Men: Loving means not putting him in temptation 
Because of concupiscence, we need to not just avoid sin, but avoid the occasion of sin.  A man cannot live in the same apartment as his beloved and not be in an occasion of sin.  A woman maybe could-- but the wiring of a man is something that we as women simply cannot fathom.  If you love your fiance, you do not want to place him in this spiritual danger.  I don't care how mature, how strong, how virtuous he is.  A man who knows himself and desires to always please God will not place himself under such temptation.  And his beloved who loves him more than herself will agree to seemingly over-the-top boundaries to protect him in this spiritual battle that she cannot (and never really will) understand.

Let your yes mean yes
In Christ's words, "Let your 'Yes' mean 'Yes,' and your 'No' mean 'No.'  Anything more is from the evil one." --Matthew 5:37.  In other words, in the moral realm, grey areas are where the devil plays.  To determine if something is chaste, you ask, "Is this chaste?" If the answer is anything other than 'Yes', the answer is 'No.'  

Mental preparation-- personal space
The transition to marriage is a blessed and at times blissful experience.  But it is also extremely challenging, and at times anything but blissful.  You need to use the time before marriage-- every moment of it-- wisely.  You need to take time away from the craze of wedding planning, away from your fiance, away from friends, to be alone with God.  You need your own physical and emotional space in which you can prepare for the change that is about to happen.  You need to provide that space so that God can prepare you, because ultimately only He knows what you will face.  Marriage is good, but don't forget that Christ married the Church by dying on the cross.  Are you prepared to undergo this death to self?  Are you prepared to make all the sacrifices necessary to love your fiance as God would have you love him? To love God as He would have you love Him?  The sacrifice required to carry two rents or find another place to stay is minuscule compared to what you will face in your future.  Exercise those muscles now on small loads so that they're ready for the real challenges ahead.

30 pieces of silver
What is the price of two months rent? 30 pieces of silver.  Lets just call it what it is-- money cannot be used as an excuse for immoral behavior.  But the devil likes to pay us some money to do things his way.

Monday, October 29, 2012

Another's suffering

Mercy is Goodness confronting misery.

When another is suffering, do not simply say "Offer it up." This trite saying is often construed as "Stuff it.

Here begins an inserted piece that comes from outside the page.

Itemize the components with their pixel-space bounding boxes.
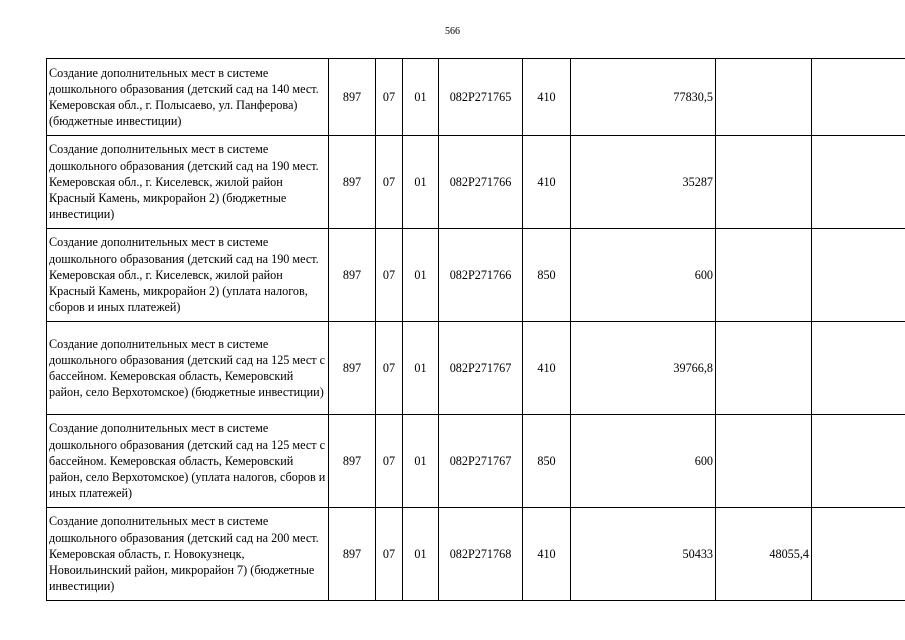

I don't want to hear about it."

You cannot know what he suffers.  No two people experience the same situation the same way.  Each event is met in a particular moment of that soul's journey; what can be accepted joyfully by one may be the last crushing blow to another.  This difference is partly one of exterior circumstances, but most acutely of the interior ones.  A soul that is already off kilter can be dealt a death blow by something that hardly tickles another.

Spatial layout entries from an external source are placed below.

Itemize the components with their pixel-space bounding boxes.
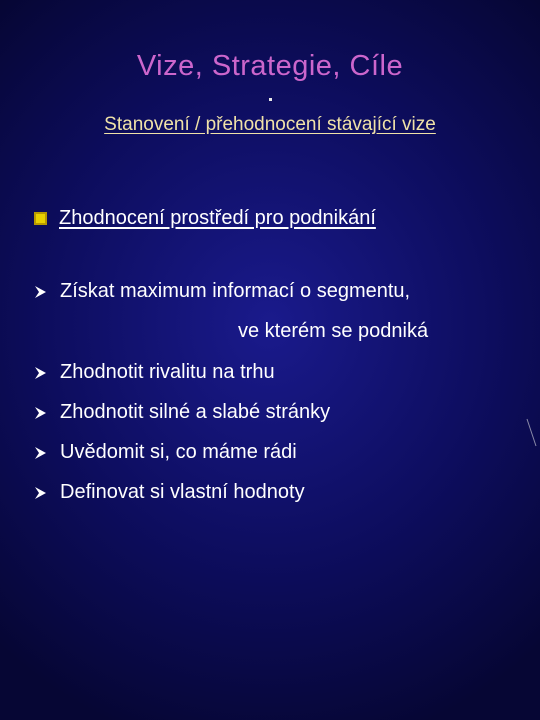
decorative-line [526,418,540,450]
slide-subtitle: Stanovení / přehodnocení stávající vize [104,114,436,135]
list-item-text: Definovat si vlastní hodnoty [60,481,305,503]
list-item-continuation: ve kterém se podniká [238,320,429,342]
list-item-text: Získat maximum informací o segmentu, [60,280,411,302]
list-item [34,361,275,384]
arrowhead-bullet-icon [34,366,48,380]
arrowhead-bullet-icon [34,486,48,500]
arrowhead-bullet-icon [34,406,48,420]
list-item [34,280,410,303]
section-heading [34,207,376,230]
arrowhead-bullet-icon [34,285,48,299]
list-item-text: Zhodnotit silné a slabé stránky [60,401,331,423]
list-item [34,401,330,424]
section-heading-text: Zhodnocení prostředí pro podnikání [59,207,376,229]
slide-title: Vize, Strategie, Cíle [136,50,404,82]
dot-mark [269,98,272,101]
list-item [34,441,297,464]
square-bullet-icon [34,212,47,225]
list-item-text: Zhodnotit rivalitu na trhu [60,361,275,383]
arrowhead-bullet-icon [34,446,48,460]
list-item-text: Uvědomit si, co máme rádi [60,441,297,463]
list-item [34,481,305,504]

Empathy can be helpful for the empathizer, because it helps you to not judge the other harshly. If you have gone through something similar, it is easier for you to react well.  However it is not necessary to the sufferer that you have empathy.  The sufferer needs you to understand what they need, not what they feel.  They need help loving Christ in their pain.  They need help accepting reality.  They need your mercy.  What they need most of all is for you to not judge them in their pain.